There are many contributing factors toward atherosclerosis and vascular events, including conventional risk factors of dyslipidemia and hypertension, family history, ethnicity, and lifestyle [30]. The potential impact of anemia [31] and hemoglobinopathy [32] is also acknowledged but not definitive. In this report, however, we have focused on addressing the direct and indirect contributions of psoriasis and psoriatic arthritis.

Immunosuppressive therapy

Methotrexate and tumor necrosis factor inhibitors lead to 0.72-fold (95% CI 0.57–0.91) and 0.7-fold (95% CI 0.54–0.9) respective reduction of incident vascular events including MI and stroke in rheumatic diseases while agents such as cyclosporine, oral retinoids, steroids, and non-steroidal anti-inflammatory agents may confer increased risk [33, 34]. While fewer studies have been performed in patients with psoriasis and psoriatic arthritis, data suggests that disease modifying therapies, biologics, and anti-inflammatory agents may also lead to a reduced rate of cerebrovascular risk factors and events [35,36,37,38,39].

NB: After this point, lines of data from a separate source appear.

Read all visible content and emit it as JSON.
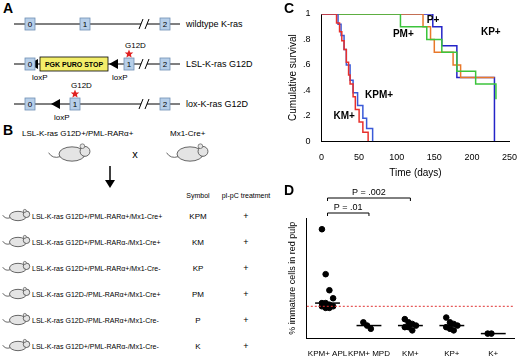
{
  "panels": {
    "A": {
      "label": "A",
      "rows": [
        {
          "name": "wildtype K-ras",
          "exons": [
            "0",
            "1",
            "2"
          ]
        },
        {
          "name": "LSL-K-ras G12D",
          "exons": [
            "0",
            "1",
            "2"
          ],
          "cassette": "PGK PURO STOP",
          "lox": [
            "loxP",
            "loxP"
          ],
          "mutation": "G12D"
        },
        {
          "name": "lox-K-ras G12D",
          "exons": [
            "0",
            "1",
            "2"
          ],
          "lox": [
            "loxP"
          ],
          "mutation": "G12D"
        }
      ]
    },
    "B": {
      "label": "B",
      "parents": [
        "LSL-K-ras G12D+/PML-RARα+",
        "Mx1-Cre+"
      ],
      "cross": "x",
      "headers": [
        "Symbol",
        "pI-pC treatment"
      ],
      "rows": [
        [
          "LSL-K-ras G12D+/PML-RARα+/Mx1-Cre+",
          "KPM",
          "+"
        ],
        [
          "LSL-K-ras G12D+/PML-RARα-/Mx1-Cre+",
          "KM",
          "+"
        ],
        [
          "LSL-K-ras G12D+/PML-RARα+/Mx1-Cre-",
          "KP",
          "+"
        ],
        [
          "LSL-K-ras G12D-/PML-RARα+/Mx1-Cre+",
          "PM",
          "+"
        ],
        [
          "LSL-K-ras G12D-/PML-RARα+/Mx1-Cre-",
          "P",
          "+"
        ],
        [
          "LSL-K-ras G12D+/PML-RARα-/Mx1-Cre-",
          "K",
          "+"
        ]
      ]
    }
  },
  "chart_data": [
    {
      "panel": "C",
      "type": "line",
      "line_style": "step",
      "xlabel": "Time (days)",
      "ylabel": "Cumulative survival",
      "xlim": [
        0,
        250
      ],
      "xticks": [
        0,
        50,
        100,
        150,
        200,
        250
      ],
      "ylim": [
        0,
        1
      ],
      "yticks": [
        0,
        {
          "value": 0.2,
          "label": ".2"
        },
        {
          "value": 0.4,
          "label": ".4"
        },
        {
          "value": 0.6,
          "label": ".6"
        },
        {
          "value": 0.8,
          "label": ".8"
        },
        1
      ],
      "grid": false,
      "series": [
        {
          "name": "KPM+",
          "color": "#e8302c",
          "x": [
            0,
            20,
            24,
            27,
            30,
            33,
            36,
            38,
            42,
            45,
            50,
            55,
            62
          ],
          "values": [
            1,
            0.93,
            0.86,
            0.79,
            0.72,
            0.62,
            0.52,
            0.45,
            0.35,
            0.25,
            0.15,
            0.07,
            0
          ]
        },
        {
          "name": "KM+",
          "color": "#3a5ad8",
          "x": [
            0,
            22,
            26,
            30,
            33,
            38,
            42,
            48,
            55,
            60,
            68
          ],
          "values": [
            1,
            0.92,
            0.83,
            0.72,
            0.6,
            0.48,
            0.38,
            0.28,
            0.18,
            0.1,
            0
          ]
        },
        {
          "name": "PM+",
          "color": "#3cc43c",
          "x": [
            0,
            105,
            140,
            160,
            180,
            205,
            232
          ],
          "values": [
            1,
            0.9,
            0.8,
            0.7,
            0.55,
            0.45,
            0.33
          ]
        },
        {
          "name": "P+",
          "color": "#e8782a",
          "x": [
            0,
            135,
            145,
            150,
            175,
            185,
            230
          ],
          "values": [
            1,
            0.9,
            0.8,
            0.7,
            0.6,
            0.5,
            0.5
          ]
        },
        {
          "name": "KP+",
          "color": "#2424c8",
          "x": [
            0,
            148,
            160,
            180,
            230
          ],
          "values": [
            1,
            0.9,
            0.75,
            0.5,
            0
          ]
        }
      ],
      "annotations": [
        {
          "text": "P+",
          "x": 140,
          "y": 0.95
        },
        {
          "text": "PM+",
          "x": 95,
          "y": 0.84
        },
        {
          "text": "KP+",
          "x": 212,
          "y": 0.86
        },
        {
          "text": "KM+",
          "x": 16,
          "y": 0.2
        },
        {
          "text": "KPM+",
          "x": 58,
          "y": 0.36
        }
      ]
    },
    {
      "panel": "D",
      "type": "scatter",
      "ylabel": "% immature cells in red pulp",
      "categories": [
        "KPM+ APL",
        "KPM+ MPD",
        "KM+",
        "KP+",
        "K+"
      ],
      "points": [
        [
          68,
          40,
          30,
          25,
          22,
          22,
          21,
          20,
          20,
          19,
          19
        ],
        [
          10,
          8,
          6
        ],
        [
          12,
          10,
          9,
          8,
          7,
          7,
          5
        ],
        [
          13,
          10,
          9,
          8,
          7,
          6,
          5
        ],
        [
          3,
          3
        ]
      ],
      "medians": [
        22,
        8,
        8,
        8,
        3
      ],
      "threshold": 20,
      "color": "#000000",
      "ylim": [
        0,
        75
      ],
      "tick_labels": "x",
      "grid": false,
      "comparisons": [
        {
          "from": "KPM+ APL",
          "to": "KPM+ MPD",
          "label": "P = .01"
        },
        {
          "from": "KPM+ APL",
          "to": "KM+",
          "label": "P = .002"
        }
      ]
    }
  ]
}
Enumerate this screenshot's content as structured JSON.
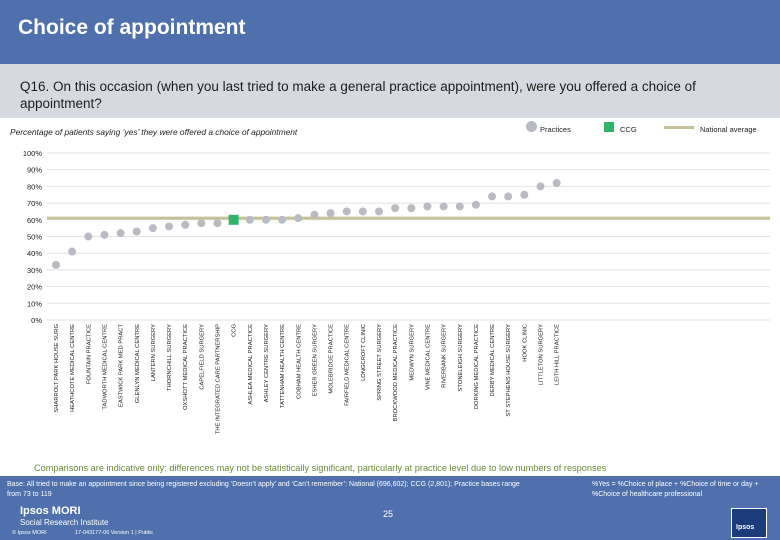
{
  "header": {
    "title": "Choice of appointment",
    "question": "Q16. On this occasion (when you last tried to make a general practice appointment), were you offered a choice of appointment?"
  },
  "subtitle": "Percentage of patients saying ‘yes’ they were offered a choice of appointment",
  "legend": {
    "practices": "Practices",
    "ccg": "CCG",
    "national": "National average"
  },
  "colors": {
    "title_bar": "#4f6fad",
    "question_bar": "#d6d9df",
    "practice_point": "#b8bcc2",
    "ccg_point": "#2fb36b",
    "national_line": "#c7c19a",
    "caveat_text": "#6b8a36"
  },
  "chart_data": {
    "type": "scatter",
    "ylim": [
      0,
      100
    ],
    "yticks": [
      "0%",
      "10%",
      "20%",
      "30%",
      "40%",
      "50%",
      "60%",
      "70%",
      "80%",
      "90%",
      "100%"
    ],
    "national_average": 61,
    "categories": [
      "SHARROLT PARK HOUSE SURG",
      "HEATHCOTE MEDICAL CENTRE",
      "FOUNTAIN PRACTICE",
      "TADWORTH MEDICAL CENTRE",
      "EASTWICK PARK MED PRACT",
      "GLENLYN MEDICAL CENTRE",
      "LANTERN SURGERY",
      "THORNCHILL SURGERY",
      "OXSHOTT MEDICAL PRACTICE",
      "CAPELFIELD SURGERY",
      "THE INTEGRATED CARE PARTNERSHIP",
      "CCG",
      "ASHLEA MEDICAL PRACTICE",
      "ASHLEY CENTRE SURGERY",
      "TATTENHAM HEALTH CENTRE",
      "COBHAM HEALTH CENTRE",
      "ESHER GREEN SURGERY",
      "MOLEBRIDGE PRACTICE",
      "FAIRFIELD MEDICAL CENTRE",
      "LONGCROFT CLINIC",
      "SPRING STREET SURGERY",
      "BROCKWOOD MEDICAL PRACTICE",
      "MEDWYN SURGERY",
      "VINE MEDICAL CENTRE",
      "RIVERBANK SURGERY",
      "STONELEIGH SURGERY",
      "DORKING MEDICAL PRACTICE",
      "DERBY MEDICAL CENTRE",
      "ST STEPHENS HOUSE SURGERY",
      "HOOK CLINIC",
      "LITTLETON SURGERY",
      "LEITH HILL PRACTICE"
    ],
    "values": [
      33,
      41,
      50,
      51,
      52,
      53,
      55,
      56,
      57,
      58,
      58,
      60,
      60,
      60,
      60,
      61,
      63,
      64,
      65,
      65,
      65,
      67,
      67,
      68,
      68,
      68,
      69,
      74,
      74,
      75,
      80,
      82
    ],
    "highlight_index": 11,
    "xlabel": "",
    "ylabel": ""
  },
  "caveat": "Comparisons are indicative only: differences may not be statistically significant, particularly at practice level due to low numbers of responses",
  "footer": {
    "base": "Base: All tried to make an appointment since being registered excluding ‘Doesn’t apply’ and ‘Can’t remember’: National (696,602); CCG (2,801); Practice bases range from 73 to 119",
    "yes_definition": "%Yes = %Choice of place + %Choice of time or day + %Choice of healthcare professional",
    "logo": "Ipsos MORI",
    "logo_sub": "Social Research Institute",
    "copyright": "© Ipsos MORI",
    "version": "17-043177-06 Version 1 | Public",
    "page_number": "25",
    "brand": "Ipsos"
  }
}
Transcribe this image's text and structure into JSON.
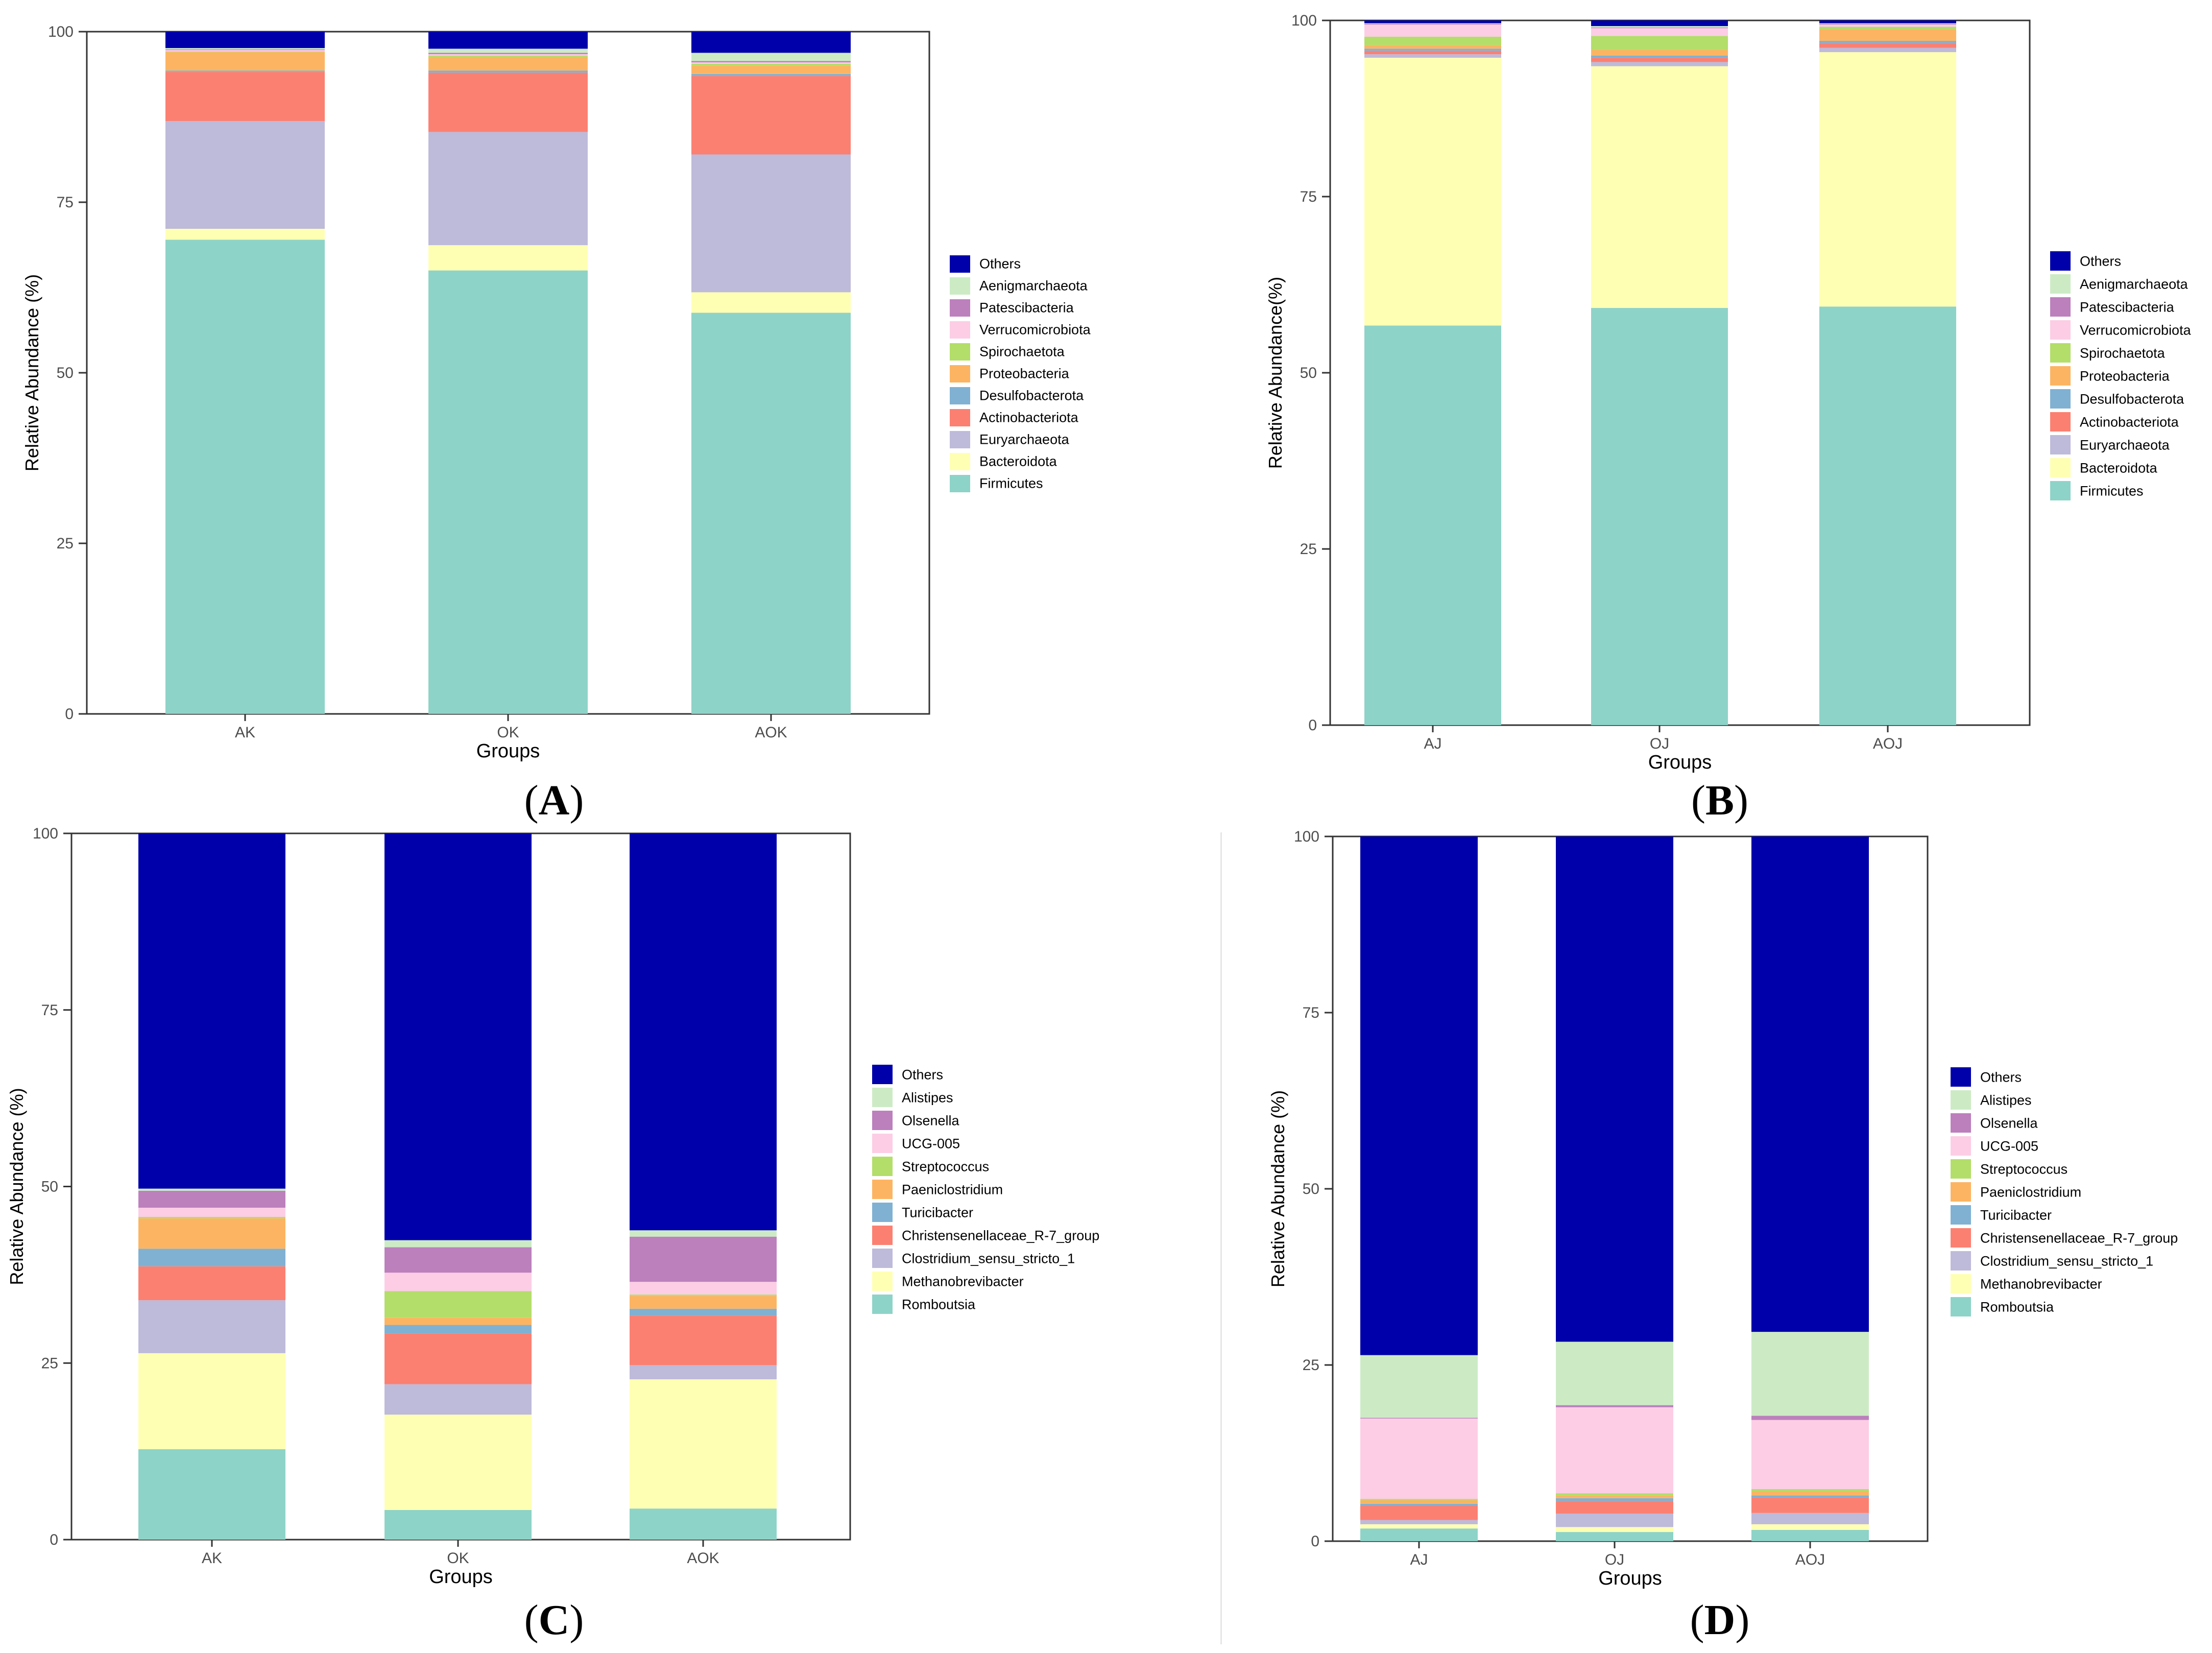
{
  "figure": {
    "panels": [
      {
        "id": "A",
        "label_open": "(",
        "label_letter": "A",
        "label_close": ")"
      },
      {
        "id": "B",
        "label_open": "(",
        "label_letter": "B",
        "label_close": ")"
      },
      {
        "id": "C",
        "label_open": "(",
        "label_letter": "C",
        "label_close": ")"
      },
      {
        "id": "D",
        "label_open": "(",
        "label_letter": "D",
        "label_close": ")"
      }
    ]
  },
  "chart_data": [
    {
      "type": "bar",
      "stacked": true,
      "panel": "A",
      "title": "",
      "xlabel": "Groups",
      "ylabel": "Relative Abundance (%)",
      "ylim": [
        0,
        100
      ],
      "yticks": [
        0,
        25,
        50,
        75,
        100
      ],
      "categories": [
        "AK",
        "OK",
        "AOK"
      ],
      "legend_position": "right",
      "series": [
        {
          "name": "Firmicutes",
          "color": "#8ed3c7",
          "values": [
            69.5,
            65.0,
            58.8
          ]
        },
        {
          "name": "Bacteroidota",
          "color": "#ffffb3",
          "values": [
            1.6,
            3.7,
            3.0
          ]
        },
        {
          "name": "Euryarchaeota",
          "color": "#bebada",
          "values": [
            15.8,
            16.6,
            20.2
          ]
        },
        {
          "name": "Actinobacteriota",
          "color": "#fb8072",
          "values": [
            7.2,
            8.7,
            11.5
          ]
        },
        {
          "name": "Desulfobacterota",
          "color": "#80b1d3",
          "values": [
            0.2,
            0.3,
            0.3
          ]
        },
        {
          "name": "Proteobacteria",
          "color": "#fdb462",
          "values": [
            2.7,
            2.0,
            1.2
          ]
        },
        {
          "name": "Spirochaetota",
          "color": "#b3de69",
          "values": [
            0.1,
            0.2,
            0.3
          ]
        },
        {
          "name": "Verrucomicrobiota",
          "color": "#fccde5",
          "values": [
            0.2,
            0.2,
            0.2
          ]
        },
        {
          "name": "Patescibacteria",
          "color": "#bc80bd",
          "values": [
            0.1,
            0.2,
            0.2
          ]
        },
        {
          "name": "Aenigmarchaeota",
          "color": "#ccebc5",
          "values": [
            0.2,
            0.6,
            1.2
          ]
        },
        {
          "name": "Others",
          "color": "#0000aa",
          "values": [
            2.4,
            2.5,
            3.1
          ]
        }
      ]
    },
    {
      "type": "bar",
      "stacked": true,
      "panel": "B",
      "title": "",
      "xlabel": "Groups",
      "ylabel": "Relative Abundance(%)",
      "ylim": [
        0,
        100
      ],
      "yticks": [
        0,
        25,
        50,
        75,
        100
      ],
      "categories": [
        "AJ",
        "OJ",
        "AOJ"
      ],
      "legend_position": "right",
      "series": [
        {
          "name": "Firmicutes",
          "color": "#8ed3c7",
          "values": [
            56.7,
            59.2,
            59.4
          ]
        },
        {
          "name": "Bacteroidota",
          "color": "#ffffb3",
          "values": [
            38.0,
            34.3,
            36.1
          ]
        },
        {
          "name": "Euryarchaeota",
          "color": "#bebada",
          "values": [
            0.5,
            0.6,
            0.6
          ]
        },
        {
          "name": "Actinobacteriota",
          "color": "#fb8072",
          "values": [
            0.5,
            0.6,
            0.7
          ]
        },
        {
          "name": "Desulfobacterota",
          "color": "#80b1d3",
          "values": [
            0.3,
            0.3,
            0.3
          ]
        },
        {
          "name": "Proteobacteria",
          "color": "#fdb462",
          "values": [
            0.5,
            0.8,
            1.6
          ]
        },
        {
          "name": "Spirochaetota",
          "color": "#b3de69",
          "values": [
            1.2,
            2.0,
            0.4
          ]
        },
        {
          "name": "Verrucomicrobiota",
          "color": "#fccde5",
          "values": [
            1.7,
            1.1,
            0.3
          ]
        },
        {
          "name": "Patescibacteria",
          "color": "#bc80bd",
          "values": [
            0.1,
            0.1,
            0.1
          ]
        },
        {
          "name": "Aenigmarchaeota",
          "color": "#ccebc5",
          "values": [
            0.1,
            0.2,
            0.1
          ]
        },
        {
          "name": "Others",
          "color": "#0000aa",
          "values": [
            0.4,
            0.8,
            0.4
          ]
        }
      ]
    },
    {
      "type": "bar",
      "stacked": true,
      "panel": "C",
      "title": "",
      "xlabel": "Groups",
      "ylabel": "Relative Abundance (%)",
      "ylim": [
        0,
        100
      ],
      "yticks": [
        0,
        25,
        50,
        75,
        100
      ],
      "categories": [
        "AK",
        "OK",
        "AOK"
      ],
      "legend_position": "right",
      "series": [
        {
          "name": "Romboutsia",
          "color": "#8ed3c7",
          "values": [
            12.8,
            4.2,
            4.4
          ]
        },
        {
          "name": "Methanobrevibacter",
          "color": "#ffffb3",
          "values": [
            13.6,
            13.5,
            18.3
          ]
        },
        {
          "name": "Clostridium_sensu_stricto_1",
          "color": "#bebada",
          "values": [
            7.5,
            4.3,
            2.0
          ]
        },
        {
          "name": "Christensenellaceae_R-7_group",
          "color": "#fb8072",
          "values": [
            4.8,
            7.2,
            7.0
          ]
        },
        {
          "name": "Turicibacter",
          "color": "#80b1d3",
          "values": [
            2.5,
            1.2,
            1.0
          ]
        },
        {
          "name": "Paeniclostridium",
          "color": "#fdb462",
          "values": [
            4.3,
            1.0,
            1.8
          ]
        },
        {
          "name": "Streptococcus",
          "color": "#b3de69",
          "values": [
            0.2,
            3.8,
            0.2
          ]
        },
        {
          "name": "UCG-005",
          "color": "#fccde5",
          "values": [
            1.3,
            2.6,
            1.8
          ]
        },
        {
          "name": "Olsenella",
          "color": "#bc80bd",
          "values": [
            2.4,
            3.6,
            6.4
          ]
        },
        {
          "name": "Alistipes",
          "color": "#ccebc5",
          "values": [
            0.3,
            1.0,
            0.9
          ]
        },
        {
          "name": "Others",
          "color": "#0000aa",
          "values": [
            50.3,
            57.6,
            56.2
          ]
        }
      ]
    },
    {
      "type": "bar",
      "stacked": true,
      "panel": "D",
      "title": "",
      "xlabel": "Groups",
      "ylabel": "Relative Abundance (%)",
      "ylim": [
        0,
        100
      ],
      "yticks": [
        0,
        25,
        50,
        75,
        100
      ],
      "categories": [
        "AJ",
        "OJ",
        "AOJ"
      ],
      "legend_position": "right",
      "series": [
        {
          "name": "Romboutsia",
          "color": "#8ed3c7",
          "values": [
            1.8,
            1.3,
            1.6
          ]
        },
        {
          "name": "Methanobrevibacter",
          "color": "#ffffb3",
          "values": [
            0.6,
            0.7,
            0.8
          ]
        },
        {
          "name": "Clostridium_sensu_stricto_1",
          "color": "#bebada",
          "values": [
            0.6,
            1.9,
            1.6
          ]
        },
        {
          "name": "Christensenellaceae_R-7_group",
          "color": "#fb8072",
          "values": [
            2.0,
            1.8,
            2.2
          ]
        },
        {
          "name": "Turicibacter",
          "color": "#80b1d3",
          "values": [
            0.3,
            0.4,
            0.3
          ]
        },
        {
          "name": "Paeniclostridium",
          "color": "#fdb462",
          "values": [
            0.5,
            0.4,
            0.6
          ]
        },
        {
          "name": "Streptococcus",
          "color": "#b3de69",
          "values": [
            0.2,
            0.3,
            0.3
          ]
        },
        {
          "name": "UCG-005",
          "color": "#fccde5",
          "values": [
            11.4,
            12.2,
            9.8
          ]
        },
        {
          "name": "Olsenella",
          "color": "#bc80bd",
          "values": [
            0.1,
            0.3,
            0.6
          ]
        },
        {
          "name": "Alistipes",
          "color": "#ccebc5",
          "values": [
            8.9,
            9.0,
            11.9
          ]
        },
        {
          "name": "Others",
          "color": "#0000aa",
          "values": [
            73.6,
            71.7,
            70.3
          ]
        }
      ]
    }
  ]
}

In conclusion, psoriasis and psoriatic arthritis have both indirect and direct causative roles in increasing the risk of vascular disease. Younger patients or those with multisystem disease need aggressive screening and treatment for active inflammatory disease along with vascular risk factor stratification. In patients with inflammatory conditions, we suggest screening for modifiable vascular risk factors and treating the risk factors in accordance with contemporary guidelines. Similarly, in young patients with vascular risk factors, we suggest reviewing systems for undiagnosed inflammatory disease in the appropriate clinical context. Studies are needed to help identify appropriate immunosuppressive therapy selection for synergistic risk factor reduction. Studies are also needed to help identify timing, cost-effectiveness, and patient selection for screening and treatment strategies.